Em cima de um salto 15, Ariana não economizou no rebolado, se aproveitou um pouco do playback para respirar e agitou a plateia do começo ao fim, pedindo sempre por mais gritos de seus fãs.

Os principais hits, ela guardou para a segunda metade do show. Entre eles, One Last Time, que no final ganhou a participação de um trecho de What Do You Mean, canção do coleguinha Bieber. My Everything, Love me Harder e Break Free foram as responsáveis por levantar a plateia nos últimos minutos antes do retorno da garota para o bis. Vestida com o característico look branco e preto, já desfilado por ela em premiações, Ariana entoou Problem, canção gravada em parceria com a rapper Iggy Azalea. Sucesso feito para tocar em rádio (ou academias), a música tem letra de superação, com tom subversivo, e ritmo alegre. Ficar parado enquanto ela é executada no fundo é quase impossível.

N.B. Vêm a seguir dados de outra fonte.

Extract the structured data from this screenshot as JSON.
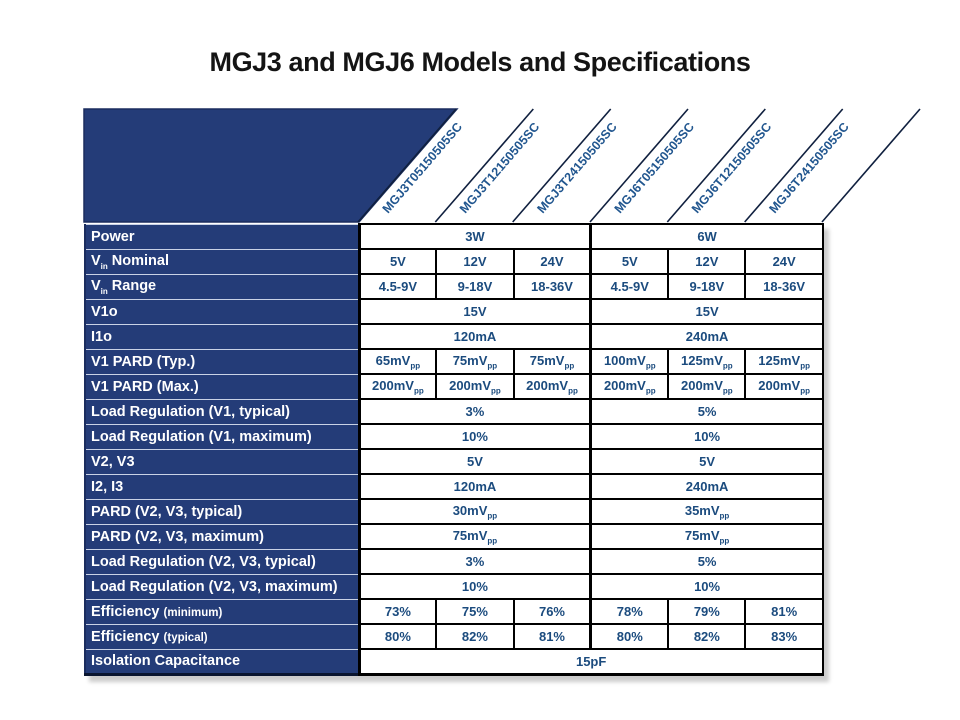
{
  "slide": {
    "title": "MGJ3 and MGJ6 Models and Specifications"
  },
  "colors": {
    "header_bg": "#243C78",
    "label_text": "#FFFFFF",
    "value_text": "#1B4B7E",
    "header_column_text": "#21568F",
    "grid_line": "#000000"
  },
  "table": {
    "columns": [
      "MGJ3T05150505SC",
      "MGJ3T12150505SC",
      "MGJ3T24150505SC",
      "MGJ6T05150505SC",
      "MGJ6T12150505SC",
      "MGJ6T24150505SC"
    ],
    "rows": [
      {
        "label": "Power",
        "cells": [
          {
            "t": "3W",
            "span": 3
          },
          {
            "t": "6W",
            "span": 3
          }
        ]
      },
      {
        "label": "V~in~ Nominal",
        "cells": [
          {
            "t": "5V"
          },
          {
            "t": "12V"
          },
          {
            "t": "24V"
          },
          {
            "t": "5V"
          },
          {
            "t": "12V"
          },
          {
            "t": "24V"
          }
        ]
      },
      {
        "label": "V~in~ Range",
        "cells": [
          {
            "t": "4.5-9V"
          },
          {
            "t": "9-18V"
          },
          {
            "t": "18-36V"
          },
          {
            "t": "4.5-9V"
          },
          {
            "t": "9-18V"
          },
          {
            "t": "18-36V"
          }
        ]
      },
      {
        "label": "V1o",
        "cells": [
          {
            "t": "15V",
            "span": 3
          },
          {
            "t": "15V",
            "span": 3
          }
        ]
      },
      {
        "label": "I1o",
        "cells": [
          {
            "t": "120mA",
            "span": 3
          },
          {
            "t": "240mA",
            "span": 3
          }
        ]
      },
      {
        "label": "V1 PARD (Typ.)",
        "cells": [
          {
            "t": "65mV~pp~"
          },
          {
            "t": "75mV~pp~"
          },
          {
            "t": "75mV~pp~"
          },
          {
            "t": "100mV~pp~"
          },
          {
            "t": "125mV~pp~"
          },
          {
            "t": "125mV~pp~"
          }
        ]
      },
      {
        "label": "V1 PARD (Max.)",
        "cells": [
          {
            "t": "200mV~pp~"
          },
          {
            "t": "200mV~pp~"
          },
          {
            "t": "200mV~pp~"
          },
          {
            "t": "200mV~pp~"
          },
          {
            "t": "200mV~pp~"
          },
          {
            "t": "200mV~pp~"
          }
        ]
      },
      {
        "label": "Load Regulation (V1, typical)",
        "cells": [
          {
            "t": "3%",
            "span": 3
          },
          {
            "t": "5%",
            "span": 3
          }
        ]
      },
      {
        "label": "Load Regulation (V1, maximum)",
        "cells": [
          {
            "t": "10%",
            "span": 3
          },
          {
            "t": "10%",
            "span": 3
          }
        ]
      },
      {
        "label": "V2, V3",
        "cells": [
          {
            "t": "5V",
            "span": 3
          },
          {
            "t": "5V",
            "span": 3
          }
        ]
      },
      {
        "label": "I2, I3",
        "cells": [
          {
            "t": "120mA",
            "span": 3
          },
          {
            "t": "240mA",
            "span": 3
          }
        ]
      },
      {
        "label": "PARD (V2, V3, typical)",
        "cells": [
          {
            "t": "30mV~pp~",
            "span": 3
          },
          {
            "t": "35mV~pp~",
            "span": 3
          }
        ]
      },
      {
        "label": "PARD (V2, V3, maximum)",
        "cells": [
          {
            "t": "75mV~pp~",
            "span": 3
          },
          {
            "t": "75mV~pp~",
            "span": 3
          }
        ]
      },
      {
        "label": "Load Regulation (V2, V3, typical)",
        "cells": [
          {
            "t": "3%",
            "span": 3
          },
          {
            "t": "5%",
            "span": 3
          }
        ]
      },
      {
        "label": "Load Regulation (V2, V3, maximum)",
        "cells": [
          {
            "t": "10%",
            "span": 3
          },
          {
            "t": "10%",
            "span": 3
          }
        ]
      },
      {
        "label": "Efficiency `(minimum)`",
        "cells": [
          {
            "t": "73%"
          },
          {
            "t": "75%"
          },
          {
            "t": "76%"
          },
          {
            "t": "78%"
          },
          {
            "t": "79%"
          },
          {
            "t": "81%"
          }
        ]
      },
      {
        "label": "Efficiency `(typical)`",
        "cells": [
          {
            "t": "80%"
          },
          {
            "t": "82%"
          },
          {
            "t": "81%"
          },
          {
            "t": "80%"
          },
          {
            "t": "82%"
          },
          {
            "t": "83%"
          }
        ]
      },
      {
        "label": "Isolation Capacitance",
        "cells": [
          {
            "t": "15pF",
            "span": 6
          }
        ]
      }
    ]
  }
}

O vozeirão de Ariana passa por referências do jazz e do soul, flerta com o hip hop, e chega sem pudores ao eletrônico. Não é lá muito inovador. Porém, sair de seu show sem uma (ou duas) canções grudadas na cabeça é um desafio. Se Ariana ainda não consegue provar sua autenticidade no meio do grande mar pop, seus atuais produtores, sem dúvida, não erram o alvo.